CRM Software
CRM software is a category of business applications that store contact, deal, and communication data in one system and automate the follow-up work of sales, marketing, and support teams.
Last updated July 18, 2026
What CRM software does
CRM software replaces scattered spreadsheets, inboxes, and sticky notes with one system of record for every contact, deal, and interaction a business has. Three data types anchor almost every platform: contacts (people and the companies they belong to), deals or opportunities (potential and closed revenue, usually organized into pipeline stages), and activities (emails, calls, meetings, and notes tied to a contact or deal). The software's job is to keep these three linked so anyone on the team can open a record and see the complete history without asking a colleague.
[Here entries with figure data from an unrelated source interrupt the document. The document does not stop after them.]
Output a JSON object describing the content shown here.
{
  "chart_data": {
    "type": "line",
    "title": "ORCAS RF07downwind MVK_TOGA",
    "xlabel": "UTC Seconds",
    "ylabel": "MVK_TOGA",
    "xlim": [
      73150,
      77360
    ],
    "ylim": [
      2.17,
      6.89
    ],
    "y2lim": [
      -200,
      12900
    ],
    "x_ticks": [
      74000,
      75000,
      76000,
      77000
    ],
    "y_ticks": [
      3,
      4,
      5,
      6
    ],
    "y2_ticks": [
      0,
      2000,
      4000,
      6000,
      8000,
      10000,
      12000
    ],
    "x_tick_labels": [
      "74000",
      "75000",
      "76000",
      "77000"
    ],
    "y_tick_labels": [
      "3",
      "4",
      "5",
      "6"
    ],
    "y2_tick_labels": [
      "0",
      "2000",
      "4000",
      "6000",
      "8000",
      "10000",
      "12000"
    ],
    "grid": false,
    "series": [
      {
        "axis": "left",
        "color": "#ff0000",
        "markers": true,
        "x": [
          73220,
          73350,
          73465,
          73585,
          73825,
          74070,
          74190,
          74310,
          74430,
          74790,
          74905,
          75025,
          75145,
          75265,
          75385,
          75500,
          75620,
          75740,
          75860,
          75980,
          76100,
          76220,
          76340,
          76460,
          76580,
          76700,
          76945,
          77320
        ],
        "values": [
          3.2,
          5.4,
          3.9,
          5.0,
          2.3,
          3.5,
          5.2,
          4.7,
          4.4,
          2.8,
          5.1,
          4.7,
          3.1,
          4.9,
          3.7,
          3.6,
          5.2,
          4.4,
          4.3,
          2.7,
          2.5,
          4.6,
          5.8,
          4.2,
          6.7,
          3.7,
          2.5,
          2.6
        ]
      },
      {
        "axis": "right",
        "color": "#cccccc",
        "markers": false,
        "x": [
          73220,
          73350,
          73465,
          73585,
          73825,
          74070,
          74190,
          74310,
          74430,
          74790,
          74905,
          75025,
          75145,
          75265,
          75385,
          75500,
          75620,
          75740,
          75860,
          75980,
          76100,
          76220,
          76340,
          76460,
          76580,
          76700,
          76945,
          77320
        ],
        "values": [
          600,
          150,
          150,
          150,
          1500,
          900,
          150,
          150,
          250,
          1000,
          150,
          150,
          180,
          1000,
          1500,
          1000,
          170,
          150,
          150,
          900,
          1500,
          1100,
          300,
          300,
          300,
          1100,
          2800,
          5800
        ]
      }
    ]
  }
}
Beyond storage, CRM software automates the repetitive parts of managing relationships: reminding a rep to follow up, moving a deal to the next stage when a task completes, scoring a lead based on engagement, or routing a new inquiry to the right owner. Reporting sits on top of all of it, turning raw activity and deal data into pipeline forecasts and team performance dashboards.
Why businesses use CRM software
Without a shared system, deal context lives in individual inboxes and calendars. When a rep is out sick or leaves the company, whoever picks up their accounts has to reconstruct the relationship from scratch — or lose it entirely. CRM software makes relationship history a company asset instead of a personal one, and it gives managers real-time visibility into pipeline health instead of relying on manual status updates.
Example
A five-person sales team using CRM software can see, at a glance, that 12 deals are stalled in the same stage for over 30 days — a signal a sales manager would otherwise only catch by asking each rep individually during a weekly meeting.
Categories of CRM software
CRM software generally falls into three buckets: horizontal platforms built for any industry (general contact and deal management), vertical platforms built for one industry's workflow (real estate, recruiting, insurance), and operational-versus-analytical tools, where operational CRM software runs day-to-day sales and support work while analytical CRM software focuses on reporting and customer segmentation. Most small and mid-sized businesses buy a single horizontal platform and customize fields, pipelines, and automation rules to fit their process rather than adopting separate tools for each function.
CRM software vs. a spreadsheet
A spreadsheet can hold contact and deal fields, but it cannot log an email automatically, trigger a task when a deal sits idle, score a lead by engagement, or show a manager rolled-up pipeline value across a team in real time. CRM software does all of this as a built-in function of the platform rather than as manual upkeep someone has to remember to do.